Die Aufführung beginnt damit, dass die einfahrenden Busse von vermummten jugendlichen Arabern gestürmt werden. Die Besucher werden in hysterischem Englisch aufgefordert, die Busse möglichst rasch zu verlassen. Das hätten sie ohnehin getan. Hier verpasste die new space company ihren ersten Knalleffekt. Angst bekommt vor diesen Entführern niemand. Man muss eher lachen.

Spiel mit der Authentizität

Am Wegesrand lauert ein ausgebranntes Auto, und ein paar Jugendliche mit Skateboards schauen grimmig den Besuchern hinterher.
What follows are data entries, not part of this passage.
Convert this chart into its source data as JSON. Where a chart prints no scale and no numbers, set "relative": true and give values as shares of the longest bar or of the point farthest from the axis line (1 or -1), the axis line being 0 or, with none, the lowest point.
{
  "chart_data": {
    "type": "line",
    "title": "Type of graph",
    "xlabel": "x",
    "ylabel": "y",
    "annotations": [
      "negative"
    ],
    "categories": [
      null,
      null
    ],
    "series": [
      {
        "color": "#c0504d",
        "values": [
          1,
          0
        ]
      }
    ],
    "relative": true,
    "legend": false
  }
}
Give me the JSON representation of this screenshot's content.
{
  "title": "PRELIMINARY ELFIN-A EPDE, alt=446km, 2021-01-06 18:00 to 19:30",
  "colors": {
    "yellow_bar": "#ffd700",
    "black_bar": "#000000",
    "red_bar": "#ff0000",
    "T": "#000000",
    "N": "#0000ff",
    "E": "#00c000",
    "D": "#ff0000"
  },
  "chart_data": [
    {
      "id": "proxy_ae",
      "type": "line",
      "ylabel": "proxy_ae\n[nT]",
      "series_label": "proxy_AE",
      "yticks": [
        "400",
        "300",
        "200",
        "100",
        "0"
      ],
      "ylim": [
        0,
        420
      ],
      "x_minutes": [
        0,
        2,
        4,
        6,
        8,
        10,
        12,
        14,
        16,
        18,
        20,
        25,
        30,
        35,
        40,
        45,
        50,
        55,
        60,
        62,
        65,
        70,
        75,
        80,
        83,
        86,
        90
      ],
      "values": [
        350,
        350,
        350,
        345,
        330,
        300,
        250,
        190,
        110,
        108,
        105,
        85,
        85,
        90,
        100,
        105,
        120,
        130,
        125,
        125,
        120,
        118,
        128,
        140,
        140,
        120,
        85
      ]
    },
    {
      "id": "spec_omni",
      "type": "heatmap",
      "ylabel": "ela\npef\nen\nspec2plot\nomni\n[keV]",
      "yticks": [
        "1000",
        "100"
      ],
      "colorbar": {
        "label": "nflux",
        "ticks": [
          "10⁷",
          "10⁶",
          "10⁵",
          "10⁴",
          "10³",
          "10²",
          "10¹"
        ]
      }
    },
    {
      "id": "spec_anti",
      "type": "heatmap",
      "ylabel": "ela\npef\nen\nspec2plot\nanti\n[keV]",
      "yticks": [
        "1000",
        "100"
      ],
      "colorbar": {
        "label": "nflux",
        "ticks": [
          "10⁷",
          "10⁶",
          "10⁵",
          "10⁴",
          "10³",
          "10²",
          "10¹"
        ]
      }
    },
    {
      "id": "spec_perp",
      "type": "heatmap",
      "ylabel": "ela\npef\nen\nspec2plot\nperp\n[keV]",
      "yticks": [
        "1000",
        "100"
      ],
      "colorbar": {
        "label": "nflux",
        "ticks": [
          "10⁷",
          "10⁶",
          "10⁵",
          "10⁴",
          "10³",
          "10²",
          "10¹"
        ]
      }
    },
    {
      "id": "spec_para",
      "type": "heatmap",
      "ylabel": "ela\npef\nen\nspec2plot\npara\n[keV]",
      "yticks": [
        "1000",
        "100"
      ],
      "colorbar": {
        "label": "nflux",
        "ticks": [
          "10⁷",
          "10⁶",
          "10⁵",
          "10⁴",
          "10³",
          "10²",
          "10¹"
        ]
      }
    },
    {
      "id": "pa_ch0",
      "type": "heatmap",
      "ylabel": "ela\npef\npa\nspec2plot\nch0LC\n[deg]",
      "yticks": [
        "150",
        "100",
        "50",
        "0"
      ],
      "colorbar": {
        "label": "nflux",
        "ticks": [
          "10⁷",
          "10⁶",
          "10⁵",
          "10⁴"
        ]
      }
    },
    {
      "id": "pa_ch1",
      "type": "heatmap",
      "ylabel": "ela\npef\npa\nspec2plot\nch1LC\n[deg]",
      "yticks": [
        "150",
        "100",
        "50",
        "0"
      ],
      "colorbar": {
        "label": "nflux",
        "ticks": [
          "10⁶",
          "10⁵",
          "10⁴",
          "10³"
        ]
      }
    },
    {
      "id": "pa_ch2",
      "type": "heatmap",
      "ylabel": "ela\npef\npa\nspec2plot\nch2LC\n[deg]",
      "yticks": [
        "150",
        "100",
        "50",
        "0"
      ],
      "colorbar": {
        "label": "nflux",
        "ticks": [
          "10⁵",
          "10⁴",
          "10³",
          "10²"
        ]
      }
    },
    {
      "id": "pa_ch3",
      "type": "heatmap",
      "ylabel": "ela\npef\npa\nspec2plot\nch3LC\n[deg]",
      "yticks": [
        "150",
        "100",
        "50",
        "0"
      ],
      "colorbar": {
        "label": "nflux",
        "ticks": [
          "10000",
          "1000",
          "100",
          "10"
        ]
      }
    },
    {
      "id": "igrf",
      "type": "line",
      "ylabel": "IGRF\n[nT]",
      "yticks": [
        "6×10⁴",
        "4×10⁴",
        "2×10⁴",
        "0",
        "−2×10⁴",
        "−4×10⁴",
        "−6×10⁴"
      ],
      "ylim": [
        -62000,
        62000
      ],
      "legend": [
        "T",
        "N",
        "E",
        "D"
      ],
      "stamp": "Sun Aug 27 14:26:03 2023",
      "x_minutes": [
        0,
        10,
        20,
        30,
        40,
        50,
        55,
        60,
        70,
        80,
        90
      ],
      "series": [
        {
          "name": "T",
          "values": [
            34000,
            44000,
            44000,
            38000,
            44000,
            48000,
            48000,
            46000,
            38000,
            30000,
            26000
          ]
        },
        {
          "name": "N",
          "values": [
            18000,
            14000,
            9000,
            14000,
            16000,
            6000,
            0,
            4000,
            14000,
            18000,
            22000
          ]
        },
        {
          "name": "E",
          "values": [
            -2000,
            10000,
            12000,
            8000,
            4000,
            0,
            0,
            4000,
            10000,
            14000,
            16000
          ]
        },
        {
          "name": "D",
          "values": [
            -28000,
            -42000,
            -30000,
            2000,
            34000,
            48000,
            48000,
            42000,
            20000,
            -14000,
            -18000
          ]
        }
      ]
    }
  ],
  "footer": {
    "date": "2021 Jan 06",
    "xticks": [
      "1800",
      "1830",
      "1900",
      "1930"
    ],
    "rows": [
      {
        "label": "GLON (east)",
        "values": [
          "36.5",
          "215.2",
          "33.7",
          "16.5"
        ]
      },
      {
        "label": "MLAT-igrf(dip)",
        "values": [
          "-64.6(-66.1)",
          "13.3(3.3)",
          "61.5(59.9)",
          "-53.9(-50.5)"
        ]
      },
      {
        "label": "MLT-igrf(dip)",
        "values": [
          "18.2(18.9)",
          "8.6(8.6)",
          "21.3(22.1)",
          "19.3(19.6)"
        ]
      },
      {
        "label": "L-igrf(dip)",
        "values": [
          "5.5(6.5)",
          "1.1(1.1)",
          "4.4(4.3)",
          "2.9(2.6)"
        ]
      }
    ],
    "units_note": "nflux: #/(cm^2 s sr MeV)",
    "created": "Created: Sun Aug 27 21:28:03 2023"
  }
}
Dann werden die Zuschauer in drei Gruppen aufgeteilt – und Karim, Daniil und David dürfen ihre Show abziehen und ein bisschen erzählen, wer sie sind. Wobei Daniil (Daniel Wagner) das erst wortgewaltig auf Russisch tut – um den restlichen Abend perfekt zu berlinern. Wagner entpuppt sich als ein bis in die Details überzeugender, leidenschaftlicher Schauspieler. Seine schlabberige Jogginghose wird immer nässer, während er versucht, den langsam durchdrehenden Karim (Karim Cherif) zur Räson zu bringen.

Auch Cherif liefert eine beeindruckende schauspielerische Leistung ab, auch wenn er manchmal etwas forciert wirkt. Bei Wagner wirkt das alles viel natürlicher, leichter. Wogegen der Darsteller von David (David Wurawa) in schlechten Momenten wie ein Laiendarsteller agiert. Das mag Absicht sein, um ihn "authentischer" erscheinen zu lassen. Berührend macht es sein Spiel nicht. Stattdessen versucht er die Zuschauer zum Joggen zu animieren: klägliches Mitmach-Theater. In Nebenrollen überzeugen Marcel Mohab als Gangster Asterix und Karim Rahoma als Latino-Tunte. Rahoma legt in der Pause sogar einen witzigen Tanz mit hochgerafftem Rock hin.

Überzeugende Pause mit Rap und Breakdance

Überhaupt ist die Pause – neben dem Spiel von Daniel Wagner – in der ehemaligen Kantine des Gaswerks das Überzeugendste des Abends. Es werden beeindruckende Breakdance- und Rap-Einlagen geboten. Jetzt wirkt das alles wirklich authentisch.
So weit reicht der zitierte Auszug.